Hi everyone,
I went back to the DITA users who had told me they didn't want to have to put xml:lang on every topic, and they more or less agreed that putting xml:lang on every topic would not be a huge burden. So I believe we have consensus, which we didn't have before, on the following points:
- Setting xml:lang on each topic will assist in reuse across maps, faceted search, and possibly authoring, and is strongly recommended.
- Setting xml:lang on each topic is not too much of a burden for adopters.
Yay :)
However:
- Accidents happen. If a team tries to put xml:lang on every topic but fails in 0.1% of cases, that is approximately one error every 500-1000 pages.
- Some processors treat xml:lang as cascading. With the current wording of the draft 1.2 spec, these processors would be required to stop this behavior.
- There are teams with legacy content that does not have xml:lang on every topic, because they produce single-language deliverables and their processors have thus far picked it up from the map.
A good point has been raised that the map might not have the correct xml:lang for describing the language of a topic that doesn't itself include xml:lang. However if the xml:lang in the map is different from the processor's default, which is more likely to correctly describe the language of the topic: the map, or the processor default? The processor default is more likely to be correct if we assume that a topic that does not declare xml:lang is likely to be in English. However in an environment where people are making an effort to declare xml:lang in all topics including English ones, I would think that accidental omission of xml:lang would be equally likely for all languages.
David H. said that he'd be OK with having a processor pick up the xml:lang on the map and using it to set the processor default. This seems to me to be functionally equivalent to having the xml:lang attribute cascade.
The draft 1.2 spec currently says:
"The @xml:lang value does not cascade from one map to another or from a map to a topic, and an @xml:lang value specified in a map does not override @xml:lang values specified in other maps or in topics. "
I propose changing this to:
"Processors may treat the @xml:lang value as cascading from one map to another or from a map to a topic. An @xml:lang value specified in a map may be used if @xml:lang is not defined in child maps or topics. However, an @xml:lang value specified in a map must never override explicit @xml:lang values specified in other maps or in topics. "

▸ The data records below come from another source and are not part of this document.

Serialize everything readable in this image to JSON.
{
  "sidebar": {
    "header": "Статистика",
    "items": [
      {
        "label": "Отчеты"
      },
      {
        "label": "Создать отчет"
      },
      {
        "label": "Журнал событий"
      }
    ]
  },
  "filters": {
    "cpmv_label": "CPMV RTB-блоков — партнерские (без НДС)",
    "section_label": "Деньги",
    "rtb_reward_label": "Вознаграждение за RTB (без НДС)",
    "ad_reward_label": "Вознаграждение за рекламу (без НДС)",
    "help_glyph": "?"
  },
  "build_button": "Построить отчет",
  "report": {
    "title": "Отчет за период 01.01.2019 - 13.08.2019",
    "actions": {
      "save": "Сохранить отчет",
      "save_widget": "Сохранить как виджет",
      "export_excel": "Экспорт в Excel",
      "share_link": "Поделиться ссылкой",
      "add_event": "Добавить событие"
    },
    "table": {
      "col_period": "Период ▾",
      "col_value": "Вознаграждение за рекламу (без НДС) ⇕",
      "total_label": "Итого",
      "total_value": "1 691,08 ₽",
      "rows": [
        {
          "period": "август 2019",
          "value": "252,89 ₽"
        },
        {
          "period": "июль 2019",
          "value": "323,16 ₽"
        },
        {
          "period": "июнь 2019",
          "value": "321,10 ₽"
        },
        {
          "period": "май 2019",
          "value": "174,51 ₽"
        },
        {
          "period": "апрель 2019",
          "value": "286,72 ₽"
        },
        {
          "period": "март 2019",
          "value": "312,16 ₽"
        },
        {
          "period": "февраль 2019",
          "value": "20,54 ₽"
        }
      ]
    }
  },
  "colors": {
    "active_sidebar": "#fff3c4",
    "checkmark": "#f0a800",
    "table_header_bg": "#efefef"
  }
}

How does that sound? BTW, the draft 1.2 spec already has plenty of wording to encourage people to set xml:lang on every topic.
Su-Laine
Original Message-----
From: Bruce Nevin (bnevin) [mailto:bnevin@cisco.com]

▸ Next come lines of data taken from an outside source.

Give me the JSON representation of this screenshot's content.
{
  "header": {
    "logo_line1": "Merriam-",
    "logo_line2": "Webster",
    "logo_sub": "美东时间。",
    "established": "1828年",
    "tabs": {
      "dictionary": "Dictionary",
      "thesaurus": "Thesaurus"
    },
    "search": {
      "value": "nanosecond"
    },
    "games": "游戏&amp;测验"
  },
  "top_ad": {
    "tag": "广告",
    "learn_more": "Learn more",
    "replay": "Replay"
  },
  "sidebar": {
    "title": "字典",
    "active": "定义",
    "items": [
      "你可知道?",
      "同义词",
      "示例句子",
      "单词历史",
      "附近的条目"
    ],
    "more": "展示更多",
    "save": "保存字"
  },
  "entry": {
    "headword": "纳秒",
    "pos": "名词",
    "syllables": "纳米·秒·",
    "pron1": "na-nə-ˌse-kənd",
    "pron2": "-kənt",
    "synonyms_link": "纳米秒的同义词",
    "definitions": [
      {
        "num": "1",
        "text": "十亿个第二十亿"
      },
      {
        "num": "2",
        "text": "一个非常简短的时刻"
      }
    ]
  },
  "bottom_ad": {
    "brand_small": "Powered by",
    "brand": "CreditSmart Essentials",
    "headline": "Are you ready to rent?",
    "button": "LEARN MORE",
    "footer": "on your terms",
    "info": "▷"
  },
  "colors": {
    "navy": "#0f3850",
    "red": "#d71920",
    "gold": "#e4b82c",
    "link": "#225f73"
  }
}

Sent: Thursday, August 05, 2010 12:47 PM
To: bryan.s.schnabel@tektronix.com; dita@lists.oasis-open.org
Subject: RE: [dita] Cascading of xml:lang attribute
No, that's just what I had in mind, Bryan. Thanks! I've been aware of XLIFF for some time, without really looking into it.
The DITA 1.2 spec talks about this issue at "2.1.3.9.1 The @xml:lang attribute". In particular, it says: "The @xml:lang value does not cascade from one map to another or from a map to a topic...." So a value of @xml:lang that is set in a map applies only to content that is immediately contained within the map, such as a title.

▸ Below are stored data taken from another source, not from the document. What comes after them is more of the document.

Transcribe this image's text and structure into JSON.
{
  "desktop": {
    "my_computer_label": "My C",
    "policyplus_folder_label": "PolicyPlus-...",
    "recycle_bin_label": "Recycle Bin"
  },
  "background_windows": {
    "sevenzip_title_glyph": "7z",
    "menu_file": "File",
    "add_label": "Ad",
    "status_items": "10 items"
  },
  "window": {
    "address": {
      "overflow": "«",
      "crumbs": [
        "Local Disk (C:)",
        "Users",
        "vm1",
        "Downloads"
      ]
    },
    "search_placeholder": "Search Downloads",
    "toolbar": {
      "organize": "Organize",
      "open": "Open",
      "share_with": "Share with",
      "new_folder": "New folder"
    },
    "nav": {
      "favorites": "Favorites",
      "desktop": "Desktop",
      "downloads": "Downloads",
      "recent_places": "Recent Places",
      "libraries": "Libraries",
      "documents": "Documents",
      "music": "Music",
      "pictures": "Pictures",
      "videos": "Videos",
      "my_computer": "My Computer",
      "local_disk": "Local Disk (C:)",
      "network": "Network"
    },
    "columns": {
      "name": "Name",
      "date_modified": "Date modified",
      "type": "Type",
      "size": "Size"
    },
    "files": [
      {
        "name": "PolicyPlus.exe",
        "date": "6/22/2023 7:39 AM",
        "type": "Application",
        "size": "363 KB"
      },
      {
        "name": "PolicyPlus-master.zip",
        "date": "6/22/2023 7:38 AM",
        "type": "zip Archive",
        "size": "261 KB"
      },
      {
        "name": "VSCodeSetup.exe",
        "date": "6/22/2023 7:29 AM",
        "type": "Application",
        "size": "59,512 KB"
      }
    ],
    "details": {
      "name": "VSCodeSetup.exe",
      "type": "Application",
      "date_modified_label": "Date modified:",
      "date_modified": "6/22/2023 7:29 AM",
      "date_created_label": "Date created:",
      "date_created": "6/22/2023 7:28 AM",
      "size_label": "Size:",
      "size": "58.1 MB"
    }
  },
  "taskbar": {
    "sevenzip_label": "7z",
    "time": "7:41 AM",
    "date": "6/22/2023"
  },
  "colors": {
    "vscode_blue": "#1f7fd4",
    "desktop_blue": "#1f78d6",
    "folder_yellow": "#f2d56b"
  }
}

Su-Laine's discussion looks at cascading, a top-down notion, from the other direction, bottom up. If @xml:lang is unspecified on some element (a note, in her example), look to the parent element, and do so recursively within the topic, but don't look outside the topic to the map. If no value is set anywhere in that walk up the DOM, assume a default.
I suppose a processor in fact might more efficiently work from the top down. When you encounter an element with @xml:lang set, push the current value onto a stack and use the new value on down the DOM from there until it's overridden or you exit the current branch dominated by the element that carried that value; whereupon take the earlier value back off the push-down stack. When you exit a topic, the last value that you can take off the stack is the system-set default.
(BTW, I just noticed a couple of typos in the section on use with @conref/@conkeyref: "If the reference element does not have an explicit value for the @xml:lang attribute, the effective value for its @xml:lang attribute is determined by using the standard @xml:lang inheritance from the referenced source.." Should be referenced element, and a single period. Do I have to go make a formal comment?)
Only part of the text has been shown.